Desconcierto en el aula.
—Me refiero al que tiene dos mujeres.
—A ése habría que darle una medalla —interviene Inés, que le gusta dar la nota.
—En serio —insisto—. ¿Consideraríais corruptos a los mentirosos crónicos, a los adictos al sexo, a los glotones, a los ludópatas…?
—Eso es asunto de cada uno —interviene Leticia—. No podemos entrar en la intimidad de nadie.
Por una vez, todas parecían opinar lo mismo: corromper o corromperse —en activa o en pasiva— equivale a robar. La corrupción, por lo visto, no afecta al ámbito de la vida privada.
Como casi siempre, las alumnas coinciden con la tesis dominante. Y es que, en cuestiones de ética, para saber lo que piensa la mayor parte del personal, basta con preguntárselo al enanito que nos adoctrina tan abnegadamente desde la tele.
En este caso, la tesis oficial parece ser la de elogiar la incoherencia; incluso la esquizofrenia. Lo que se lleva es denunciar con toda energía —al menos teóricamente— los casos de corrupción política, económica, etc., y, al mismo tiempo, pasar por alto o incluso aplaudir el desorden moral en el ámbito privado. No es que exista un razonable temor a sacar a la luz los íntimos trapos sucios del prójimo. Al contrario: esos trapos se airean más que nunca, pero para exhibirlos con orgullo y jalearlos como signos de autenticidad, de independencia de criterio, incluso de progresismo ético.
Hace tiempo leí un artículo en el que se defendía, con verdadera pasión, la inmaculada honradez de un conocido político. Y, para probar su coherencia, su espíritu rebelde e inconformista (eso que se empeñan en calificar como honestidad), el piadoso apólogo relataba con pelos y señales la vida amorosa, turbulenta e irregular, del jerarca en cuestión.

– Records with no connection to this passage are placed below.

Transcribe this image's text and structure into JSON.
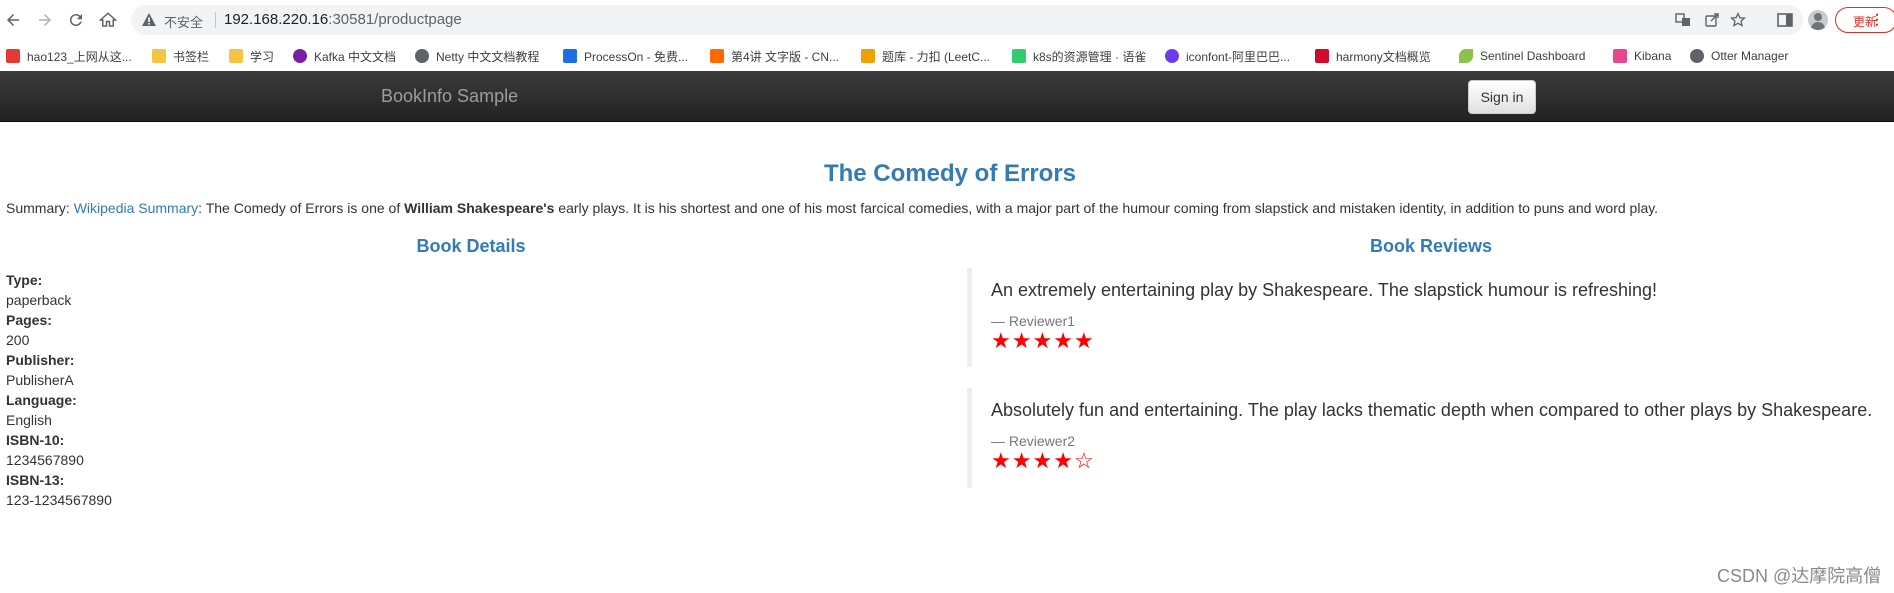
{
  "browser": {
    "security_label": "不安全",
    "url_host": "192.168.220.16",
    "url_rest": ":30581/productpage",
    "update_label": "更新"
  },
  "bookmarks": [
    {
      "label": "hao123_上网从这...",
      "icon": "hao123-icon",
      "color": "#e53935"
    },
    {
      "label": "书签栏",
      "icon": "folder-icon",
      "color": "#f6c342"
    },
    {
      "label": "学习",
      "icon": "folder-icon",
      "color": "#f6c342"
    },
    {
      "label": "Kafka 中文文档",
      "icon": "kafka-icon",
      "color": "#7b1fa2"
    },
    {
      "label": "Netty 中文文档教程",
      "icon": "netty-icon",
      "color": "#5f6368"
    },
    {
      "label": "ProcessOn - 免费...",
      "icon": "processon-icon",
      "color": "#1e6fe6"
    },
    {
      "label": "第4讲 文字版 - CN...",
      "icon": "csdn-icon",
      "color": "#ff6a00"
    },
    {
      "label": "题库 - 力扣 (LeetC...",
      "icon": "leetcode-icon",
      "color": "#f0a000"
    },
    {
      "label": "k8s的资源管理 · 语雀",
      "icon": "yuque-icon",
      "color": "#31cc6e"
    },
    {
      "label": "iconfont-阿里巴巴...",
      "icon": "iconfont-icon",
      "color": "#6a3de8"
    },
    {
      "label": "harmony文档概览",
      "icon": "huawei-icon",
      "color": "#cf0a2c"
    },
    {
      "label": "Sentinel Dashboard",
      "icon": "sentinel-icon",
      "color": "#8bc34a"
    },
    {
      "label": "Kibana",
      "icon": "kibana-icon",
      "color": "#e8488b"
    },
    {
      "label": "Otter Manager",
      "icon": "globe-icon",
      "color": "#5f6368"
    }
  ],
  "navbar": {
    "brand": "BookInfo Sample",
    "signin_label": "Sign in"
  },
  "product": {
    "title": "The Comedy of Errors",
    "summary_prefix": "Summary: ",
    "summary_link": "Wikipedia Summary",
    "summary_text_1": ": The Comedy of Errors is one of ",
    "summary_bold": "William Shakespeare's",
    "summary_text_2": " early plays. It is his shortest and one of his most farcical comedies, with a major part of the humour coming from slapstick and mistaken identity, in addition to puns and word play."
  },
  "details": {
    "heading": "Book Details",
    "items": [
      {
        "label": "Type:",
        "value": "paperback"
      },
      {
        "label": "Pages:",
        "value": "200"
      },
      {
        "label": "Publisher:",
        "value": "PublisherA"
      },
      {
        "label": "Language:",
        "value": "English"
      },
      {
        "label": "ISBN-10:",
        "value": "1234567890"
      },
      {
        "label": "ISBN-13:",
        "value": "123-1234567890"
      }
    ]
  },
  "reviews": {
    "heading": "Book Reviews",
    "items": [
      {
        "text": "An extremely entertaining play by Shakespeare. The slapstick humour is refreshing!",
        "reviewer": "— Reviewer1",
        "rating": 5,
        "max_rating": 5,
        "star_color": "#ff0000"
      },
      {
        "text": "Absolutely fun and entertaining. The play lacks thematic depth when compared to other plays by Shakespeare.",
        "reviewer": "— Reviewer2",
        "rating": 4,
        "max_rating": 5,
        "star_color": "#ff0000"
      }
    ]
  },
  "watermark": "CSDN @达摩院高僧"
}
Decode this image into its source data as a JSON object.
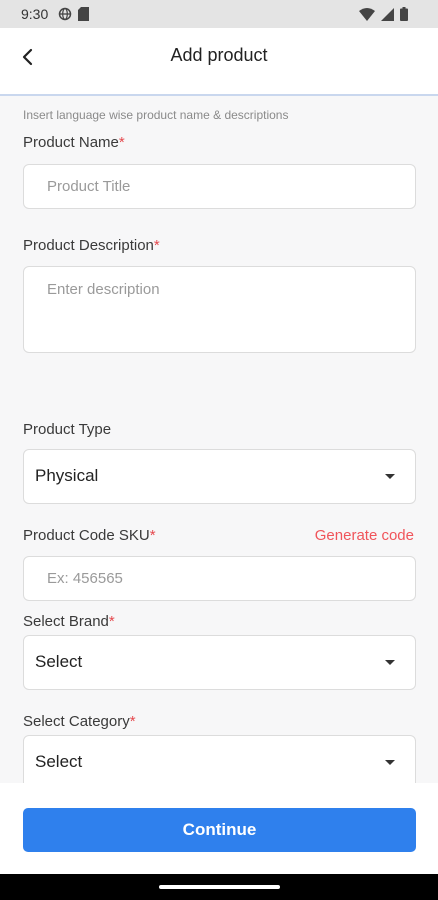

Entendámonos. Dejando de lado otras consideraciones morales, parece claro, por ejemplo, que cada divorcio, cada separación, es, por lo menos, un fracaso. Y un fracaso no común, sino de mucha importancia. Un naufragio matrimonial toca al centro mismo de la persona, y deja una huella profunda y difícil de curar. El sentido del amor, la dignidad de la sexualidad humana, la capacidad de comprometerse, la grandeza de la fidelidad, son valores tan importantes como quebradizos. Cualquier herida los altera. Y nada corrompe tanto y tan íntimamente como su pérdida.
¿Significa eso que los divorciados o separados sean peores personas que los demás? No querría yo dar a entender eso. Pretendo decir nada más que un corrupto tipo estándar, antes de violar el séptimo mandamiento, lo más probable es que haya pisoteado el sexto (¡qué le vamos a hacer: así es la vida!). Y que la corrupción es, en principio, un problema personal antes que social; privado antes que público; íntimo antes que externo. Que, como dice el Evangelio, los frutos podridos suelen proceder de árboles podridos. Con parecida sabiduría, asegura el dicho popular que no se le pueden pedir peras al olmo.
En resumen: que para atajar la corrupción en la vida pública hacen falta leyes, reglamentos, controles y todo lo que ustedes quieran. Pero, antes de elegir a nadie para que custodie la caja de los dineros, sería útil, también, comprobar que se trata de una buena persona.
—¿Entonces, no es posible ser escrupulosamente honesto en la vida pública y, al mismo tiempo, un hedonista impenitente, un lujurioso sin freno o un vanidoso crónico en la intimidad?
—Pues qué quiere usted que le diga, joven. Cosas más raras se han visto, y yo no lo descartaría completamente; pero, por si acaso, no daré mi vot

o a un individuo así. Y es que la vida privada, en el fondo, es menos privada de lo que parece.